中央ボタン押しロックオンAFとは、中央ボタン押しロックオンAF機能を呼び出した後、中央ボタンを押して照準と被写体と合致させ追尾する機能である。

中央ボタン押しロックオンAF機能を呼び出すには、以下の3種類の方法がある。

起動方法A 中央ボタン押しロックオンAFメニューを呼び出して、入を選択して決定ボタンを押す。
起動方法B 中央ボタンを含むいずれかのカスタムキーに中央ボタン押しロックオンAF機能を登録して、そのボタンを押す。
起動方法C 中央ボタンにスタンダード機能を登録し、中央ボタンを押す。

なお起動方法B、Cの場合、フォーカスエリアがワイドで、且つ中央ボタン押しロックオンAFが入でなければ、本機能は起動しない。

③被写体の捕捉には、ロックオンAFより 中央ボタン押しロックオンAFの方が合理的な方式である。

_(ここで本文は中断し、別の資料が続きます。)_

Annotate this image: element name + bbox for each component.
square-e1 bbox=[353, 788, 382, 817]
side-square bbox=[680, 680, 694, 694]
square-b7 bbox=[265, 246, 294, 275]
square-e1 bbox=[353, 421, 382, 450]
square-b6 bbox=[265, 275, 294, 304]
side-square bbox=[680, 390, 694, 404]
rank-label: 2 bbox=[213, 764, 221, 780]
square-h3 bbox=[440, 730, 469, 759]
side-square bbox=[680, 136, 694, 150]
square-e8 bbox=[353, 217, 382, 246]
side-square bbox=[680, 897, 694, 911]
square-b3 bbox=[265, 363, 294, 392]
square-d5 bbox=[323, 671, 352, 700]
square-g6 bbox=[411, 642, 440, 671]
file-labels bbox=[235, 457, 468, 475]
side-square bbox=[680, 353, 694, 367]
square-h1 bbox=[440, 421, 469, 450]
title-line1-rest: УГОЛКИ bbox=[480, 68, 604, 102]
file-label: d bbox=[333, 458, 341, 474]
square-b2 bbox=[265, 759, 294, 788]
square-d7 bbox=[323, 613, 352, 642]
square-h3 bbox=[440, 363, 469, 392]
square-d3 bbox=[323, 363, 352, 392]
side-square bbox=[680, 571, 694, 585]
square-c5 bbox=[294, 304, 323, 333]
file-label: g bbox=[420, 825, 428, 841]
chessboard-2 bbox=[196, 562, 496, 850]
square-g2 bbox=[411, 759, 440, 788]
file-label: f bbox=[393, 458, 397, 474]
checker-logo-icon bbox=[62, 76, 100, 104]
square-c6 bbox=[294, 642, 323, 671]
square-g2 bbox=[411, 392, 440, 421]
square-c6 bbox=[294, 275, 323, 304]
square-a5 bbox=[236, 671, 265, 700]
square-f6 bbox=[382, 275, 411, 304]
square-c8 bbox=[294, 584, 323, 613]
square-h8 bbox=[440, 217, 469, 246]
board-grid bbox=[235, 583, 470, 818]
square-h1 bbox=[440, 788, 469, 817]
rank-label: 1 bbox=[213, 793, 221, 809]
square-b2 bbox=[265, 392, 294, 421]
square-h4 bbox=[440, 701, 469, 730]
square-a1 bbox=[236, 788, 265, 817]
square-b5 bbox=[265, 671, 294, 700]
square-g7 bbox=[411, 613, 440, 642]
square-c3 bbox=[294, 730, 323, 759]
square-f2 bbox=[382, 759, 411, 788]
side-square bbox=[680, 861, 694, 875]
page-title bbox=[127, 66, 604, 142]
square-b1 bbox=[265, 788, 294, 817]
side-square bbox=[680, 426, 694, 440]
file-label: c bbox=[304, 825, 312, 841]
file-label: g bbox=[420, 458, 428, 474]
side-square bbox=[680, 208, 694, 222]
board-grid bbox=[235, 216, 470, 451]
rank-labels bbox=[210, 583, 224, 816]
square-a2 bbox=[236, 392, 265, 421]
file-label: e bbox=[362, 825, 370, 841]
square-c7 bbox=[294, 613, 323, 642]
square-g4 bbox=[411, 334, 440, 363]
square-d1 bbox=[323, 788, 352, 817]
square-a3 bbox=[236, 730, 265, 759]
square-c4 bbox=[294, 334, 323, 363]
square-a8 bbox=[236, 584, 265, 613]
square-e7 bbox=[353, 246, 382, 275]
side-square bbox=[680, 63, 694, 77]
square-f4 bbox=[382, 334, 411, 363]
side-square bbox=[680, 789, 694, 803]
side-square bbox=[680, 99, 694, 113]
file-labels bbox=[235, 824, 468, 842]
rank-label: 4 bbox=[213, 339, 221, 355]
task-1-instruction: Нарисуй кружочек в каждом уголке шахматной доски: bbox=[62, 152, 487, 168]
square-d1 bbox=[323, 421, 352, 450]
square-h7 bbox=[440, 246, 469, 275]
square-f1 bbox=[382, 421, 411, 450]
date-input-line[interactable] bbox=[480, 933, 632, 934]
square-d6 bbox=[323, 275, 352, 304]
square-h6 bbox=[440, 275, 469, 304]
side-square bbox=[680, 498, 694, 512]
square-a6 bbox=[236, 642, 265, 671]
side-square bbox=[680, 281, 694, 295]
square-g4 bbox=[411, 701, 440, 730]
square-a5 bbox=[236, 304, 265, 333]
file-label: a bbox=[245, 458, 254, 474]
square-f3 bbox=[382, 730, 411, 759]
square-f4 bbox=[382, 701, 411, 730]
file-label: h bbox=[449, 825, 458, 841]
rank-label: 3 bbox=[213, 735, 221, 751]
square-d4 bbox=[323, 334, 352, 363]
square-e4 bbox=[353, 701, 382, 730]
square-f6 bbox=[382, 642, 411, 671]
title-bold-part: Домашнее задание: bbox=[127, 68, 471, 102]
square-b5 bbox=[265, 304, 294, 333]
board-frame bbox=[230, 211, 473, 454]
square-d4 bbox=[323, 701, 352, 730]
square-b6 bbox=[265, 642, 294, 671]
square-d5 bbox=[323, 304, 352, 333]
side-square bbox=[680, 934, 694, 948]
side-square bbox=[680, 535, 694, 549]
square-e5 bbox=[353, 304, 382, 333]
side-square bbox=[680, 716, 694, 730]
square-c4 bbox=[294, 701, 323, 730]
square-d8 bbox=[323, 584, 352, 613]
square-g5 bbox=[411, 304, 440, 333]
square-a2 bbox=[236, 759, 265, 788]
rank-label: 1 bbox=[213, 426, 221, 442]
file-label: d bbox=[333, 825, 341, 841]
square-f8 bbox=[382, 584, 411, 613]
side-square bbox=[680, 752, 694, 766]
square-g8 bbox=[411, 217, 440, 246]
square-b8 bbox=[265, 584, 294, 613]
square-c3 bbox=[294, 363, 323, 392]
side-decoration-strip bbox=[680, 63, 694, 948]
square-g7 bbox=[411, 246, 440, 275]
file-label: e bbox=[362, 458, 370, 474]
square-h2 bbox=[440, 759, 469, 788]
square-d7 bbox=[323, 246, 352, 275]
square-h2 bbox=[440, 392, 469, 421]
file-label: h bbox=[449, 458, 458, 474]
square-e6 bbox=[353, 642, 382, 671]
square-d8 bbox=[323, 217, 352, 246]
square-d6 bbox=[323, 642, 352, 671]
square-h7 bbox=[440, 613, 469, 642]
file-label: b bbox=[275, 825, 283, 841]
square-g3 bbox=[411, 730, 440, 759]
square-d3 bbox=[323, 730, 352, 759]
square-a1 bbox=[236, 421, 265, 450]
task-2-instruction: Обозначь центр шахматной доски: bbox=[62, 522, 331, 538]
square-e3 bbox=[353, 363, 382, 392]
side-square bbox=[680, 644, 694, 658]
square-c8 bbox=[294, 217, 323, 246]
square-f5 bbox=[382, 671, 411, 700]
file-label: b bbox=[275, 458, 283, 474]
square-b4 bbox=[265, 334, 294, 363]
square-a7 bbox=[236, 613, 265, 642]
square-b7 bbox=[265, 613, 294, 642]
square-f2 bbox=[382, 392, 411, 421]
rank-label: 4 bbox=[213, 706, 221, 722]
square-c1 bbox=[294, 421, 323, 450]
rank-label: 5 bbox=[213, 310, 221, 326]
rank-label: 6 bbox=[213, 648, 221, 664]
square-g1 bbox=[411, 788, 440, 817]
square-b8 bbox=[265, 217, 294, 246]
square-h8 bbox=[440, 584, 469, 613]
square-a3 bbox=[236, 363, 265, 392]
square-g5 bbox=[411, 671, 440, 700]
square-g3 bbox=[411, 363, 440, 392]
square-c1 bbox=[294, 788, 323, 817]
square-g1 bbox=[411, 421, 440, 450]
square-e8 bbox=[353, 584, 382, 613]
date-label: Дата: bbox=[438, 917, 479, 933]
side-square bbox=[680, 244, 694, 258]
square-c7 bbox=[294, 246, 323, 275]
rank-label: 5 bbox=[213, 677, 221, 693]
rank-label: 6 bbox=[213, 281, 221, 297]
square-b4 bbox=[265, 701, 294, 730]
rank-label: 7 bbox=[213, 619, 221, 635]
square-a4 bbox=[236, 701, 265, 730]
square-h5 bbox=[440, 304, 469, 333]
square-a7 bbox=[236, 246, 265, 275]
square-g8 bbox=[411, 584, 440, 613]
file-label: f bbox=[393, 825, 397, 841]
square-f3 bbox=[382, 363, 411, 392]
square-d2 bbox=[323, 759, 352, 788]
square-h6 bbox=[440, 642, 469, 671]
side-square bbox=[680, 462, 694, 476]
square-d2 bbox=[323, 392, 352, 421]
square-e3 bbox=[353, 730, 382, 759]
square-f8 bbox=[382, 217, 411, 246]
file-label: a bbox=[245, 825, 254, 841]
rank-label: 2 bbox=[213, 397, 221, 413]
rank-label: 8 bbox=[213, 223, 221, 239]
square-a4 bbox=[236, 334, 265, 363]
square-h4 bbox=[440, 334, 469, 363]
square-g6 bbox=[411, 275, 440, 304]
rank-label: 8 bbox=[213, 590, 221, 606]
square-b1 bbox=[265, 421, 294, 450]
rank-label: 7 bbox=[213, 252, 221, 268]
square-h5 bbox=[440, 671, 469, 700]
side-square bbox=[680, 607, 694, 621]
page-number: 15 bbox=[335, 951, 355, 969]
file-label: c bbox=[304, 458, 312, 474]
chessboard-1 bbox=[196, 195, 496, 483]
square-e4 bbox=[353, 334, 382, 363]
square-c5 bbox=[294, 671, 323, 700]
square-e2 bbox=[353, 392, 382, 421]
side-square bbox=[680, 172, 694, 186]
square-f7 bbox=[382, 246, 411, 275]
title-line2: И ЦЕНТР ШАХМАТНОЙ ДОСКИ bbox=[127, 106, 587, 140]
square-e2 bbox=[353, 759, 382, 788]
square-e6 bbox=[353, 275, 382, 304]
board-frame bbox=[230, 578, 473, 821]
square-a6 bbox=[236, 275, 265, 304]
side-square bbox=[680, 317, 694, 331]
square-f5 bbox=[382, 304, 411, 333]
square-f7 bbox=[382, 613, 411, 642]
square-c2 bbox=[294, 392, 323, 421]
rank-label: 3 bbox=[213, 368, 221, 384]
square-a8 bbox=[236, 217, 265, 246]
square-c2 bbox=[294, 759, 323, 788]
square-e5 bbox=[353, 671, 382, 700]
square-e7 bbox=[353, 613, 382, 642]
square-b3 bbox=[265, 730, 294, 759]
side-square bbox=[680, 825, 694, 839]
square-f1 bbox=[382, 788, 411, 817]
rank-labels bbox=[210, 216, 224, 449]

④この中央ボタン押しロックオンAFの使い方を難解にしているのは、機能の名称の中に操作方法の名称(中央ボタン押し)を使っているためである。

故に照準合致方式ロックオンAFの様にただのロックオンAFと識別でき、尚且つ操作方法と異なる機能名称に変えるべきである。

もしくは本機能をロックオンAFと呼び、他の方式をエリア別ロックオンAFと呼ぶべきである。


本書が貴方のお役に立てば幸いです。